Banyak hal yang bisa diambil pembelajaran dari budaya dan cara hidup orang Jepang. Ada satu kesimpulan yang cukup membuat kaget bagi saya pribadi, yaitu pola hidup mereka ternyala lebih Islami dibanding dengan kita-kita yang merupakan orang Islam sendiri. Anda boleh tidak sependapat dengan pemikiran saya, tapi ternyata pendapat tersebut ternyata banyak diamini oleh teman-teman lain sesama perantau di sini. Bahkan para senior kami sempat berkelekar, andai saja semua orang Jepang memeluk agama Islam, tentu penghuni surga didominasi oleh orang Jepang.
Banyak fakta yang bisa memperkuat argumen diatas. Soal disiplin, tepat waktu, dan kebersihan merupakan beberapa contoh dari gaya hidup yang sangat mendasar bagi mereka. Dari sini sebenarnya sudah bisa terlihat bahwa mereka telah menerapkan nilai-nilai islam dalam kehidupan budaya mereka. Bukankah Islam sangat menekankan akan pentingnya disiplin dan kebersihan? Hal-hal seperti ini bolehlah disebut sebagai modal yang dimiliki orang Jepang untuk masuk surga seandainya mereka memeluk agama Islam.
Ada satu hal yang ingin saya ceritakan lebih jauh disini mengenai salah satu budaya mereka yang bisa menjadi pembelajaran bagi kita selaku umat muslim untuk introspeksi diri. Simpel sebenarnya, tapi ternyata hal simpel ini justru sudah banyak dilupakan (atau diabaikan?) oleh kita.

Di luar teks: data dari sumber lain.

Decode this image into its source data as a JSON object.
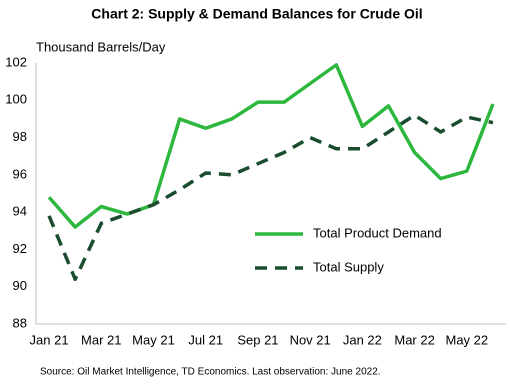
{
  "chart_data": {
    "type": "line",
    "title": "Chart 2: Supply & Demand Balances for Crude Oil",
    "y_label": "Thousand Barrels/Day",
    "source": "Source: Oil Market Intelligence,  TD Economics.  Last observation:  June 2022.",
    "categories": [
      "Jan 21",
      null,
      "Mar 21",
      null,
      "May 21",
      null,
      "Jul 21",
      null,
      "Sep 21",
      null,
      "Nov 21",
      null,
      "Jan 22",
      null,
      "Mar 22",
      null,
      "May 22",
      null
    ],
    "series": [
      {
        "name": "Total Product Demand",
        "color": "#2db83d",
        "dash": false,
        "values": [
          94.8,
          93.2,
          94.3,
          93.9,
          94.4,
          99.0,
          98.5,
          99.0,
          99.9,
          99.9,
          100.9,
          101.9,
          98.6,
          99.7,
          97.2,
          95.8,
          96.2,
          99.8
        ]
      },
      {
        "name": "Total Supply",
        "color": "#1a4d2e",
        "dash": true,
        "values": [
          93.8,
          90.4,
          93.4,
          93.9,
          94.4,
          95.2,
          96.1,
          96.0,
          96.6,
          97.2,
          98.0,
          97.4,
          97.4,
          98.3,
          99.2,
          98.3,
          99.1,
          98.8
        ]
      }
    ],
    "ylim": [
      88,
      102
    ],
    "yticks": [
      88,
      90,
      92,
      94,
      96,
      98,
      100,
      102
    ],
    "grid": false
  }
}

Saya ingin bercerita mengenai keramahan orang Jepang. Saya sendiri tidak menyangka ternyata mereka lebih ramah dibandingkan dengan kita, orang Indonesia yang katanya terkenal ramah-ramah dari dahulu. Sejak pertama saya menjejakkan kaki di Negara Jepang, hampir semua orang yang berpapasan dengan saya pasti menyapa, entah itu dibarengi senyuman atau cuma anggukan kepala; yang pasti mereka pasti menyempatkan diri untuk menyapa kita. Tidak peduli apakah tua atau muda pasti dengan mudah mereka akan saling menyapa, termasuk kepada orang asing seperti saya.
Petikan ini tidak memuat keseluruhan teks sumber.